Abstract
Background
Goal-directed perfusion (GDP) during cardiopulmonary bypass (CPB) commonly targets indexed oxygen delivery (DO2i), yet fixed delivery thresholds may ignore patient-specific metabolic demand. The oxygen extraction ratio (O2ER) integrates delivery and consumption and may better reflect supply–demand balance during heart transplantation. We evaluated whether intra-CPB O2ER burden is associated with adverse outcomes after adult heart transplantation and whether O2ER provides incremental prognostic value beyond DO2i.
Methods
We retrospectively analyzed adult heart transplantations performed at a single center between November 2021 and June 2025. Minute-level CPB data were extracted. O2ER was the primary exposure, and the primary outcome was a composite morbidity–mortality (M-M) endpoint (severe primary graft dysfunction [PGD], ventilation for >72 hours, intensive care unit length of stay >15 days, renal replacement therapy, or 90-day mortality). Generalized propensity score–weighted logistic regression modeled associations adjusting for prespecified donor/recipient/procedural covariates. Comparative models assessed O2ER versus DO2i. A post hoc analysis quantified pre- and post-reperfusion O2ER area under the receiver operating characteristic curve (AUC) to localize phase-specific risk.
Results
Among 381 heart transplant recipients, 40 (10.5%) experienced M-M. O2ER trajectories separated between the M-M and non–M-M groups during the mid-procedure window (∼35-100 minutes). Each additional 10 minutes at O2ER > 0.20 was associated with higher odds of M-M (odds ratio [OR], 1.07; 95% confidence interval [CI], 1.00-1.15; P = .043) and 90-day mortality (OR, 1.13; 95% CI, 1.02-1.26; adjusted P = .02).
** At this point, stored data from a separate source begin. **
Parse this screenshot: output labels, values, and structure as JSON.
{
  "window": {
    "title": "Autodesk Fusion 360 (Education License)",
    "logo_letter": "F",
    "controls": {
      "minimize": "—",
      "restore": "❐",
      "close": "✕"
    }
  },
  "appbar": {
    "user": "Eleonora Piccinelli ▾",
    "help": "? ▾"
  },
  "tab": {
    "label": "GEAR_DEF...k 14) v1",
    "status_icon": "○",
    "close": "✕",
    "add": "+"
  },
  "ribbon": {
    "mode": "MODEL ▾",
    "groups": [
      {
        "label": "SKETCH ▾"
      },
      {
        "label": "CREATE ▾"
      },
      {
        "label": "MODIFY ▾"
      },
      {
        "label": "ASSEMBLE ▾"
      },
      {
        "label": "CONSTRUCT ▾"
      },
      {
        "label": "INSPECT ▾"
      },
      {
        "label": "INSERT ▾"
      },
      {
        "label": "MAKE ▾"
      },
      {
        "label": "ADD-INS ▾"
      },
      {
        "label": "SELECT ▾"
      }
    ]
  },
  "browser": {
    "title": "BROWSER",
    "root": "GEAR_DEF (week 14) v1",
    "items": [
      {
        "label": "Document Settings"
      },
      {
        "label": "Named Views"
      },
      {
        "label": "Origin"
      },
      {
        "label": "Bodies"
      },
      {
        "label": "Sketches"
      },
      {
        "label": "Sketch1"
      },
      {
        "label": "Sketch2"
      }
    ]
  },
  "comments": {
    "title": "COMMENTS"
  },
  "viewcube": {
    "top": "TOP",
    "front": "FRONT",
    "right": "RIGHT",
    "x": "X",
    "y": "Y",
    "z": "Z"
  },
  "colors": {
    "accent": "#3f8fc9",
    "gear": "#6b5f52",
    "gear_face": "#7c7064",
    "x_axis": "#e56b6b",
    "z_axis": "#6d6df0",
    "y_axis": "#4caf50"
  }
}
Adding time at O2ER > 0.20 improved a DO2i < 280-only model (P = .04), whereas adding DO2i below-time to an O2ER-only model did not (P = .30). Phase-specific analysis showed that post-reperfusion O2ER AUC was independently associated with M-M (OR, 1.23; 95% CI, 1.08-1.40; P = .002) and severe PGD (OR, 1.22; 95% CI, 1.04-1.43; P = .01), while pre-reperfusion O2ER AUC was related to 90-day mortality (OR, 1.05; 95% CI, 1.004-1.10; P = .03).
Conclusions
During heart transplantation, a higher O2ER burden on CPB is linearly associated with increased post-transplant morbidity and early mortality and contributes prognostic information beyond DO2i. These data support an O2ER-guided GDP strategy that minimizes time (or AUC) above O2ER thresholds, with heightened vigilance regarding reperfusion. Prospective validation is warranted.